Thank you all for your responses. You are incredibly sanguine about the trials you have been through. I guess I don't have a great attitude, and maybe that's why the 4 different urologists have all been nasty and short with me---a mere woman who has quesitons---then again, maybe not. Pain, infection, lack of sleep (I have to sleep 8 to 10 hours a night-just to function), serious operations---simply do not seem like living--- especially, after seeing my father go through this---and dying a year later. Just the results of the first TURBT in Apil kept me in the hospital almost week due to the intolerable spasms in my kidney/ureter.

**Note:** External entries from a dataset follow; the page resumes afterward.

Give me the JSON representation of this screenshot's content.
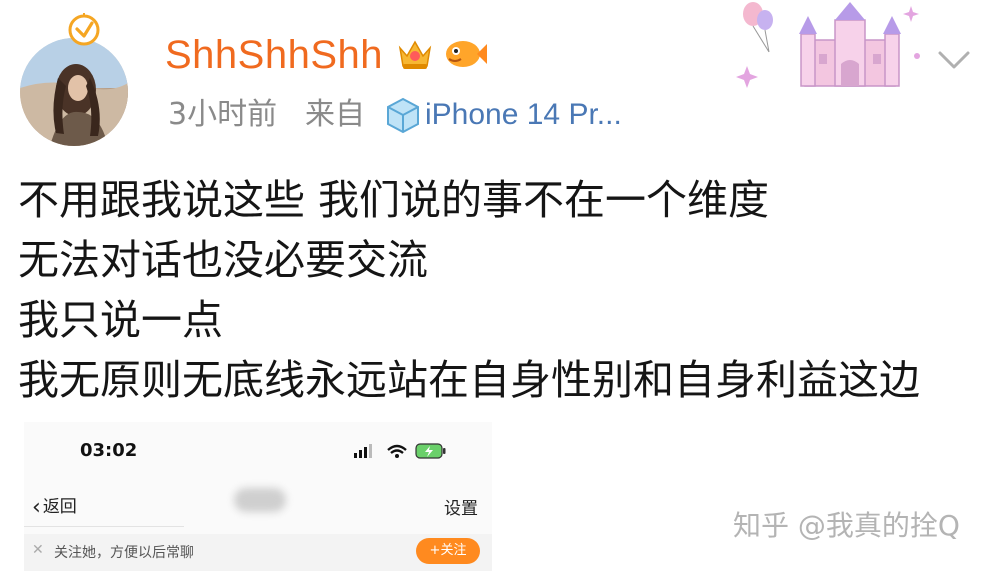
{
  "header": {
    "username": "ShhShhShh",
    "time": "3小时前",
    "source_prefix": "来自",
    "device": "iPhone 14 Pr..."
  },
  "post": {
    "lines": [
      "不用跟我说这些 我们说的事不在一个维度",
      "无法对话也没必要交流",
      "我只说一点",
      "我无原则无底线永远站在自身性别和自身利益这边"
    ]
  },
  "screenshot": {
    "status_time": "03:02",
    "back_label": "返回",
    "settings_label": "设置",
    "follow_hint": "关注她，方便以后常聊",
    "follow_button": "+关注"
  },
  "watermark": "知乎 @我真的拴Q",
  "colors": {
    "username": "#f06a1f",
    "meta": "#8a8a8a",
    "device": "#4a78b5",
    "follow_button": "#ff8a1f"
  }
}
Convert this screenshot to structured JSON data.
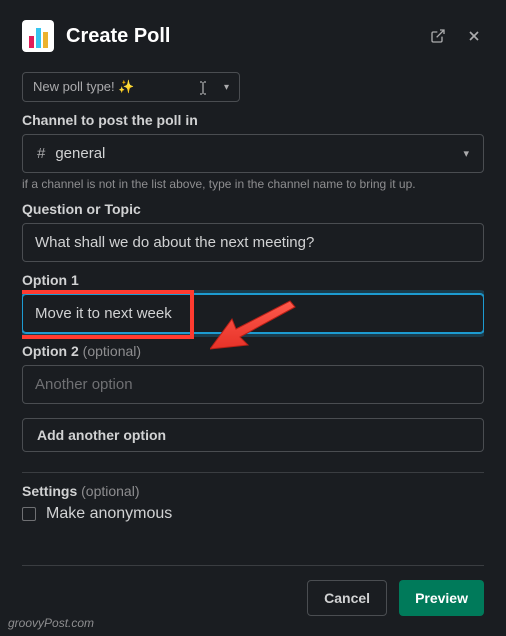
{
  "header": {
    "title": "Create Poll"
  },
  "poll_type": {
    "label": "New poll type! ✨"
  },
  "channel": {
    "label": "Channel to post the poll in",
    "hash": "#",
    "value": "general",
    "hint": "if a channel is not in the list above, type in the channel name to bring it up."
  },
  "question": {
    "label": "Question or Topic",
    "value": "What shall we do about the next meeting?"
  },
  "option1": {
    "label": "Option 1",
    "value": "Move it to next week"
  },
  "option2": {
    "label": "Option 2",
    "optional": "(optional)",
    "placeholder": "Another option"
  },
  "add_option": {
    "label": "Add another option"
  },
  "settings": {
    "label": "Settings",
    "optional": "(optional)",
    "anon": "Make anonymous"
  },
  "footer": {
    "cancel": "Cancel",
    "preview": "Preview"
  },
  "watermark": "groovyPost.com"
}
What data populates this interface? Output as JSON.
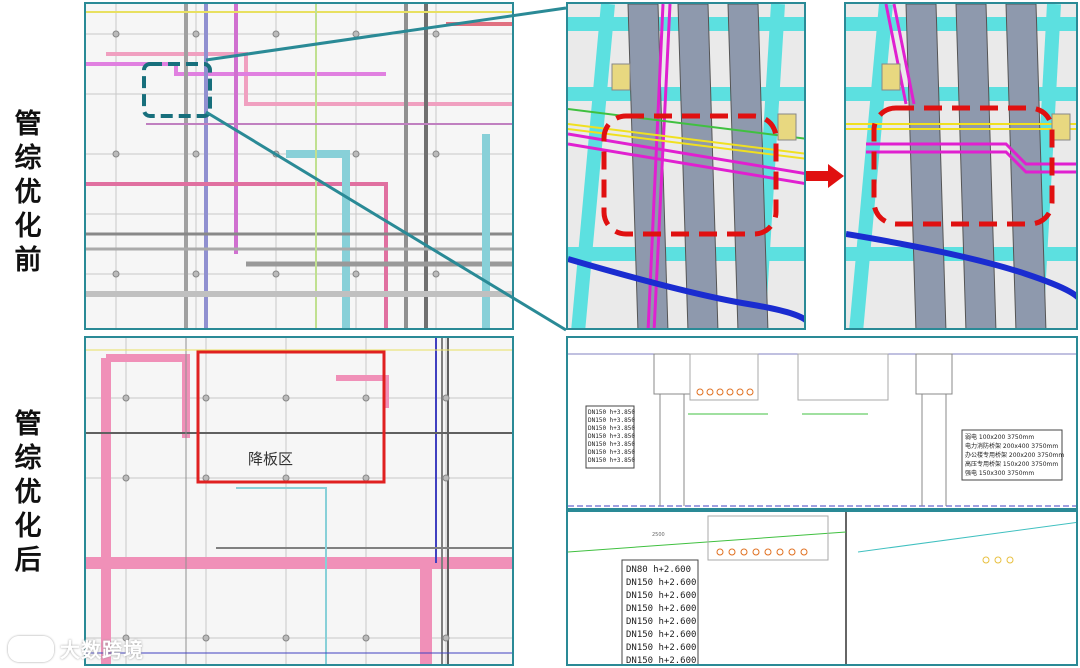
{
  "labels": {
    "before": [
      "管",
      "综",
      "优",
      "化",
      "前"
    ],
    "after": [
      "管",
      "综",
      "优",
      "化",
      "后"
    ]
  },
  "plan_after": {
    "zone_label": "降板区"
  },
  "section_top": {
    "pipe_rows": [
      "DN150 h+3.850",
      "DN150 h+3.850",
      "DN150 h+3.850",
      "DN150 h+3.850",
      "DN150 h+3.850",
      "DN150 h+3.850",
      "DN150 h+3.850",
      "DN150 h+3.850"
    ],
    "tray_rows": [
      "弱电 100x200  3750mm",
      "电力消防桥架 200x400  3750mm",
      "办公楼专用桥架 200x200  3750mm",
      "高压专用桥架 150x200  3750mm",
      "强电 150x300  3750mm"
    ]
  },
  "section_bottom": {
    "pipe_rows": [
      "DN80  h+2.600",
      "DN150 h+2.600",
      "DN150 h+2.600",
      "DN150 h+2.600",
      "DN150 h+2.600",
      "DN150 h+2.600",
      "DN150 h+2.600",
      "DN150 h+2.600"
    ],
    "dim": "2500"
  },
  "watermark": "大数跨境",
  "colors": {
    "frame": "#2a8a96",
    "highlight": "#e01010",
    "arrow": "#e01010"
  }
}
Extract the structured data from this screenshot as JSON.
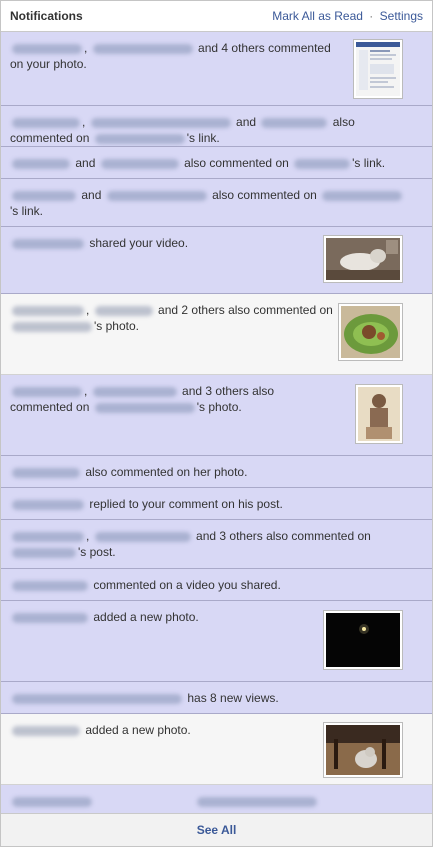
{
  "header": {
    "title": "Notifications",
    "mark_all_read": "Mark All as Read",
    "separator": "·",
    "settings": "Settings"
  },
  "notifications": [
    {
      "text_1": ",",
      "text_2": "and 4 others commented on your photo."
    },
    {
      "text_1": ",",
      "text_2": "and",
      "text_3": "also commented on",
      "text_4": "'s link."
    },
    {
      "text_1": "and",
      "text_2": "also commented on",
      "text_3": "'s link."
    },
    {
      "text_1": "and",
      "text_2": "also commented on",
      "text_3": "'s link."
    },
    {
      "text_1": "shared your video."
    },
    {
      "text_1": ",",
      "text_2": "and 2 others also commented on",
      "text_3": "'s photo."
    },
    {
      "text_1": ",",
      "text_2": "and 3 others also commented on",
      "text_3": "'s photo."
    },
    {
      "text_1": "also commented on her photo."
    },
    {
      "text_1": "replied to your comment on his post."
    },
    {
      "text_1": ",",
      "text_2": "and 3 others also commented on",
      "text_3": "'s post."
    },
    {
      "text_1": "commented on a video you shared."
    },
    {
      "text_1": "added a new photo."
    },
    {
      "text_1": "has 8 new views."
    },
    {
      "text_1": "added a new photo."
    }
  ],
  "footer": {
    "see_all": "See All"
  },
  "colors": {
    "unread_bg": "#d8d8f5",
    "read_bg": "#f6f6f6",
    "link": "#3b5998"
  }
}
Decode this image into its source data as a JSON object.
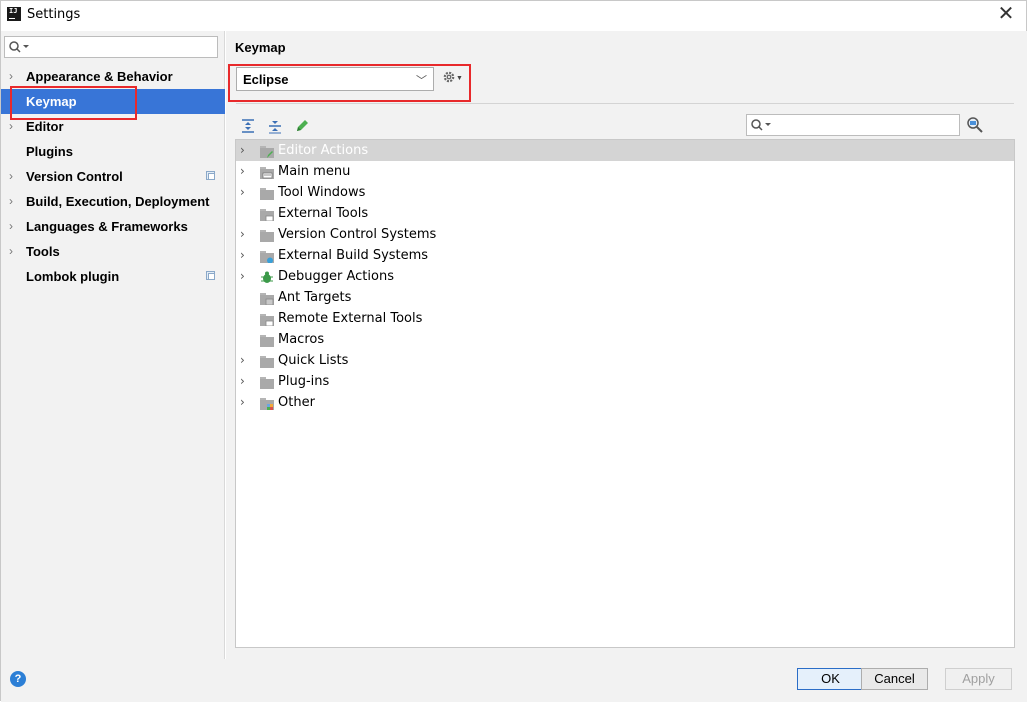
{
  "window": {
    "title": "Settings"
  },
  "sidebar": {
    "search_placeholder": "",
    "items": [
      {
        "label": "Appearance & Behavior",
        "expandable": true
      },
      {
        "label": "Keymap",
        "expandable": false,
        "selected": true
      },
      {
        "label": "Editor",
        "expandable": true
      },
      {
        "label": "Plugins",
        "expandable": false
      },
      {
        "label": "Version Control",
        "expandable": true,
        "project_icon": true
      },
      {
        "label": "Build, Execution, Deployment",
        "expandable": true
      },
      {
        "label": "Languages & Frameworks",
        "expandable": true
      },
      {
        "label": "Tools",
        "expandable": true
      },
      {
        "label": "Lombok plugin",
        "expandable": false,
        "project_icon": true
      }
    ]
  },
  "main": {
    "title": "Keymap",
    "keymap_value": "Eclipse",
    "search_placeholder": ""
  },
  "tree": {
    "items": [
      {
        "label": "Editor Actions",
        "expandable": true,
        "icon": "editor-actions-icon",
        "selected": true
      },
      {
        "label": "Main menu",
        "expandable": true,
        "icon": "main-menu-icon"
      },
      {
        "label": "Tool Windows",
        "expandable": true,
        "icon": "folder-icon"
      },
      {
        "label": "External Tools",
        "expandable": false,
        "icon": "external-tools-icon"
      },
      {
        "label": "Version Control Systems",
        "expandable": true,
        "icon": "folder-icon"
      },
      {
        "label": "External Build Systems",
        "expandable": true,
        "icon": "build-systems-icon"
      },
      {
        "label": "Debugger Actions",
        "expandable": true,
        "icon": "debugger-bug-icon"
      },
      {
        "label": "Ant Targets",
        "expandable": false,
        "icon": "ant-targets-icon"
      },
      {
        "label": "Remote External Tools",
        "expandable": false,
        "icon": "remote-tools-icon"
      },
      {
        "label": "Macros",
        "expandable": false,
        "icon": "folder-icon"
      },
      {
        "label": "Quick Lists",
        "expandable": true,
        "icon": "folder-icon"
      },
      {
        "label": "Plug-ins",
        "expandable": true,
        "icon": "folder-icon"
      },
      {
        "label": "Other",
        "expandable": true,
        "icon": "other-icon"
      }
    ]
  },
  "footer": {
    "help_label": "?",
    "ok_label": "OK",
    "cancel_label": "Cancel",
    "apply_label": "Apply"
  },
  "colors": {
    "selection": "#3875d7",
    "highlight_box": "#e8292b",
    "tree_selection": "#d4d4d4"
  }
}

Then I was out of work for 4 weeks from exhaustion due to lack of sleep. Not living. Travel, which is my job-- is out of the question.
The most depressing thing of all is that they have made almost no progress in long term survival,new medication, and retention of the bladder in the 20 years since my father died---they just changed the name of the drugs, and the order they're given, and came up with another type of bladder.
It's a disgrace when you realize 1/2 million people have this disease--no fashion shows, walks, runs, parades, makeovers....nada. No specials by
Dr. Oz or a feature segment on The Doctors, because it just isn't fashionable or sexy to be peeing all over yourself. Nightmare doesn't begin to describe it.....again. Happy both my parents are gone, they could never live through this again.